Newton: Nurturing hope at Homeboy Industries

How much bleaker and meaner would L.A. be without it?

Father Gregory Boyle

Father Gregory Boyle, founder of Homeboy Industries, has helped thousands of gang members over the years. (Jay L. Clendenin / Los Angeles Times / April 21, 2012)

Imagine Los Angeles without Homeboy Industries. Imagine that the 350 or so men and women who work at Homeboy's various operations instead had no help finding jobs. Imagine that the 500 or so young people in the pipeline for work at Homeboy were suddenly deprived of that chance for gainful employment, security, support and stability. Imagine that the thousands of young men and women who every year have tattoos removed at Homeboy instead showed up for job interviews with necks and arms and shoulders boasting of a life they'd prefer to put behind them.

What cost would this city pay? How many of those young people would commit new crimes? Surely there would be scores more drive-bys, hundreds more assaults, many more dead and wounded. The county jails and state prisons, already full to overflowing, would be more packed. More children would grow up with parents missing or dead and all too likely to repeat generational patterns.

Life without Homeboy would be bleaker, meaner and more expensive in a society already too bleak, too mean and strapped for cash. And yet, Homeboy was almost finished a couple of years ago. Its founder, Father Gregory Boyle, had launched the organization's expansion at its new facility on the edge of Chinatown, and Homeboy was inundated with applications and requests for help. Then the economic downturn squeezed benefactors and support fell as demand grew.

"We just weren't prepared," Boyle explained recently.

For a moment, it looked as though Homeboy might close. But a vigorous response from some of Los Angeles' leading business figures helped rescue Homeboy and place it back on a path to solvency and service. (Among the most important participants was home builder Bruce Karatz, who had reason to want to restore his reputation after he was indicted — and later convicted — for back-dating stock options). Today, Homeboy raises about a third of its annual budget from its restaurant and from other sales, with philanthropy covering most of the rest of its $14-million annual budget.

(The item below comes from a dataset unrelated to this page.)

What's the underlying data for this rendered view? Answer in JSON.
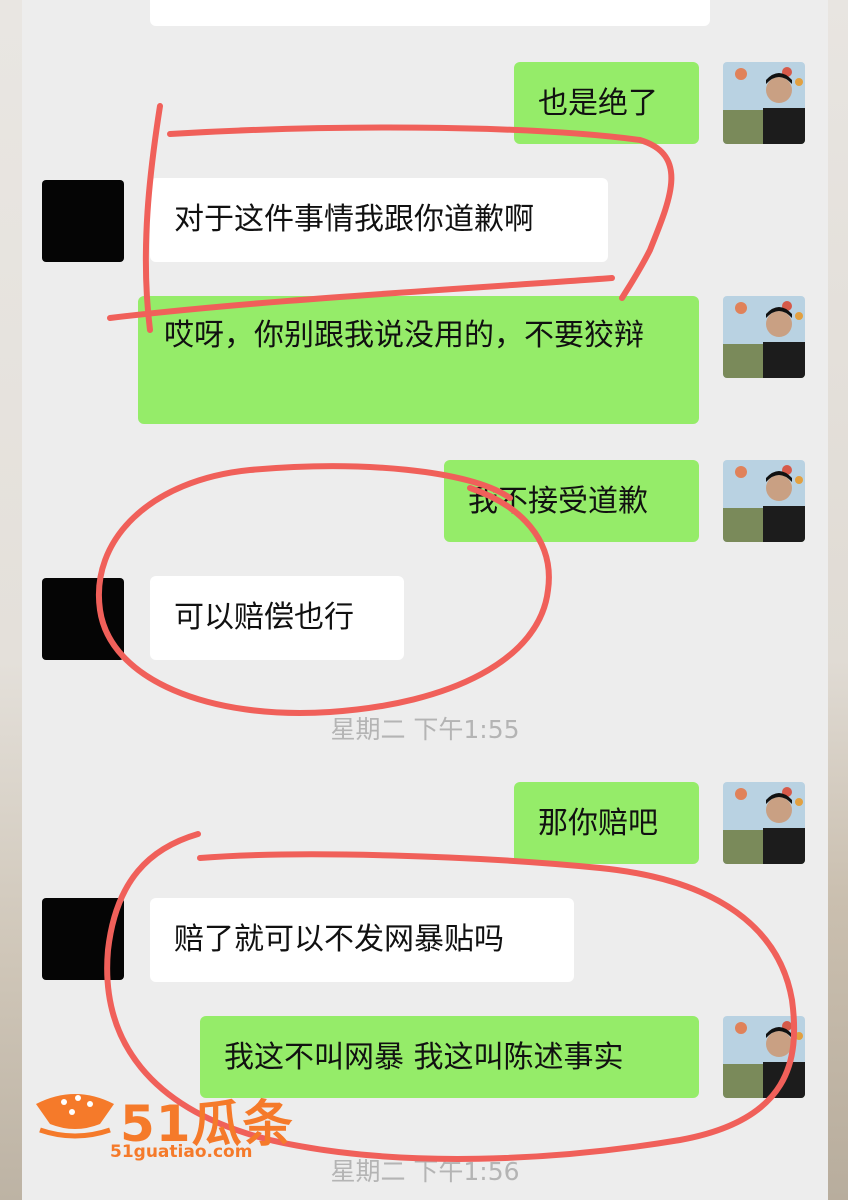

That was Homeboy's closest brush with insolvency, but the organization and its founder had weathered excruciating times before and are likely to again. Boyle refers to the years from 1988 to 1998 as the "decade of death," when gang violence tore through the city and county. In those days, Homebody was sometimes vilified for offering help to those many saw as dangerous and undeserving. Boyle never flinched.

Homeboy now has become a fixture of the city, and its founder an admired icon. As we talked the other day, tours at Homeboy shuffled outside Boyle's glass-walled office. "Viewing the founder in his natural habitat," he said, his smile as warm as ever. In the 20 or so years I've known Boyle, he's grown a little rounder and a little grayer (who hasn't?), but that smile survives.

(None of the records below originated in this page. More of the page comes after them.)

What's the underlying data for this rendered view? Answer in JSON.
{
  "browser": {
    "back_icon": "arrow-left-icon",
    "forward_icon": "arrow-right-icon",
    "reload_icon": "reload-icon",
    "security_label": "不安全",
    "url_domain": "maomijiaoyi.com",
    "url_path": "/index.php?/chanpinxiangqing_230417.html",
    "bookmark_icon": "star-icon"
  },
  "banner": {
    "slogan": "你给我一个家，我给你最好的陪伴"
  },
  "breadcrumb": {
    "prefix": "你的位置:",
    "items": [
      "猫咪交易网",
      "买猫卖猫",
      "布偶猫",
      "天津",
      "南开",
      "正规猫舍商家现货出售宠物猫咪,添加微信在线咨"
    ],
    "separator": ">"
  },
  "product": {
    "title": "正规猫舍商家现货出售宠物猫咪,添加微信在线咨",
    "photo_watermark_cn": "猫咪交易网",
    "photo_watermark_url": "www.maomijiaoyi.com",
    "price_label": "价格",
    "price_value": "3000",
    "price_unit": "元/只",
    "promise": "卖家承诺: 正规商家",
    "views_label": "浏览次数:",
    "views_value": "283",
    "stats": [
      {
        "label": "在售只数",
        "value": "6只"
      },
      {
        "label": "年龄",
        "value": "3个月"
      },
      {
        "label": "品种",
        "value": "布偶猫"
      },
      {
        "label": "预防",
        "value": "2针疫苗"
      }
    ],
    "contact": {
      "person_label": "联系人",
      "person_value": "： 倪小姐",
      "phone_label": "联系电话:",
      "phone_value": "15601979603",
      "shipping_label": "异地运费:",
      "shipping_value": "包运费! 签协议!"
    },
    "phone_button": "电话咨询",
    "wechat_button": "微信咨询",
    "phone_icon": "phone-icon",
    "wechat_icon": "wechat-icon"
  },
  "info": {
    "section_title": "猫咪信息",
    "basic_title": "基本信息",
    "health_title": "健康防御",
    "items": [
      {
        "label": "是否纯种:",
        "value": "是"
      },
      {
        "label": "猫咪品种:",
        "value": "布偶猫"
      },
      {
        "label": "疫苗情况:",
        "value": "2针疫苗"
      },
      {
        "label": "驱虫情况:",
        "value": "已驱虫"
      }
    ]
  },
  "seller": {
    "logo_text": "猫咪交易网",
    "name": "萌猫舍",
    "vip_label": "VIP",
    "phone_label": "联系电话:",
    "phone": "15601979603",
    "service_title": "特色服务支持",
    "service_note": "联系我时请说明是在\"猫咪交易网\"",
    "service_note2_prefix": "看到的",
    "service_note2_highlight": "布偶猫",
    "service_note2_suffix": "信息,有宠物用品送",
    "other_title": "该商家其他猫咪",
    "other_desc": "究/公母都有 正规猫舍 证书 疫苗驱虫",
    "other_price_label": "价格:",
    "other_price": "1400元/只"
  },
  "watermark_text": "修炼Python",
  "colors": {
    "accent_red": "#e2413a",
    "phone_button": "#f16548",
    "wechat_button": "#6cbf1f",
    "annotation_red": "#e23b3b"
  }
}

Homeboy — or "Hug-a-Thug" as some skeptics call it — still gets the occasional sneer, and it has had to evolve over the years. Its current challenges are different in some ways than in those years of staggering carnage. Today, Los Angeles County is home to about 300 gang homicides a year, less than a third of the annual toll in the decade of death. But in those horrible years of loss, Boyle recalls that he nevertheless could regularly find work for those who participated in Homeboy's programs. Now, Homeboy is admired, its work appreciated, but jobs are scarce. "You want people to make the connection between public safety … and giving these people a chance," Boyle said, and for a moment seemed discouraged.

Not for long. For Boyle, hope is the expression of compassion, of his profound belief in the human spirit. We happened to discuss the gruesome killings of Afghan civilians, allegedly by an American soldier, at a time when officials around the world were condemning the serviceman. Boyle expressed his view that only a mentally ill person could do such a thing, and that the only acceptable response to such an illness was to be compassionate for the person suffering it.

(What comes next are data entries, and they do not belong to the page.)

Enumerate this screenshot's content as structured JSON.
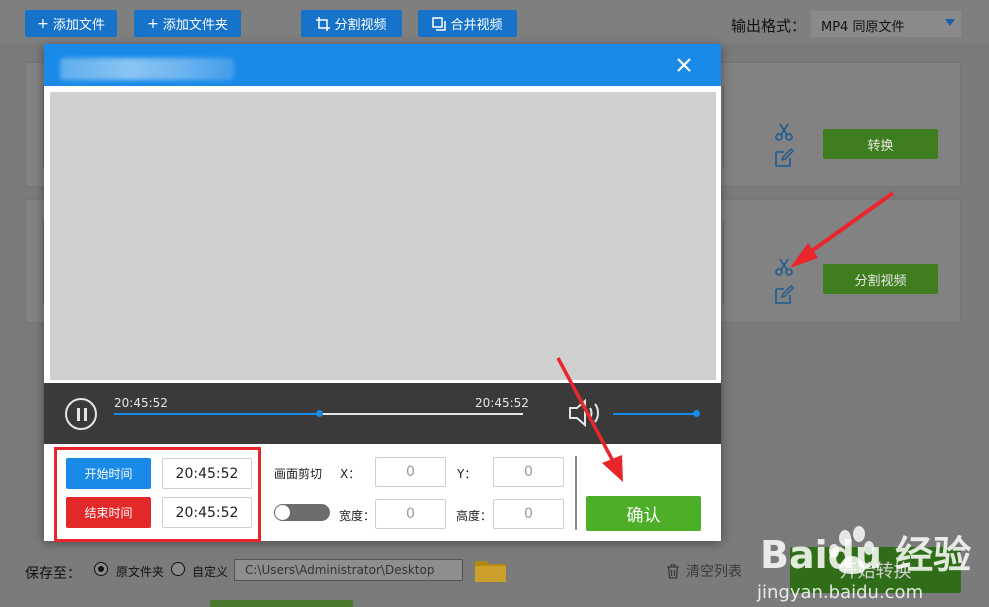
{
  "toolbar": {
    "add_file": "添加文件",
    "add_folder": "添加文件夹",
    "split_video": "分割视频",
    "merge_video": "合并视频",
    "output_format_label": "输出格式：",
    "output_format_value": "MP4  同原文件"
  },
  "file_rows": [
    {
      "action_label": "转换"
    },
    {
      "action_label": "分割视频"
    }
  ],
  "modal": {
    "player": {
      "current_time": "20:45:52",
      "end_time": "20:45:52",
      "progress": 0.5,
      "volume": 1.0
    },
    "trim": {
      "start_button": "开始时间",
      "end_button": "结束时间",
      "start_value": "20:45:52",
      "end_value": "20:45:52"
    },
    "crop": {
      "label": "画面剪切",
      "x_label": "X：",
      "x_value": "0",
      "y_label": "Y：",
      "y_value": "0",
      "width_label": "宽度：",
      "width_value": "0",
      "height_label": "高度：",
      "height_value": "0"
    },
    "confirm_label": "确认"
  },
  "footer": {
    "save_to_label": "保存至：",
    "option_original": "原文件夹",
    "option_custom": "自定义",
    "path_value": "C:\\Users\\Administrator\\Desktop",
    "clear_list": "清空列表",
    "start_convert": "开始转换"
  },
  "watermark": {
    "brand": "Baidu 经验",
    "site": "jingyan.baidu.com"
  },
  "colors": {
    "accent_blue": "#1a8ae8",
    "confirm_green": "#4caf27",
    "end_time_red": "#e22828",
    "annotation_red": "#e8262c"
  }
}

A few weeks later, while I sat in his office, Boyle glanced up, a look of alarm on his face. He excused himself and returned a few moments later, explaining that a young man outside his office had swatted his young baby. Boyle's response was not to blame but to teach. "That's the way he knew," Boyle said of the young man. Now he knows better.

Boyle turns to Homeboy's second quarter-century with some conventional aims: He's hoping to build an endowment that would stabilize the organization's funding. But he's always thinking beyond those goals too. Lamenting the dearth of jobs today, he imagines a society in which employers feel an obligation to hire one additional worker as part of their social duty. "That'd be a nice little movement," he said, and smiled.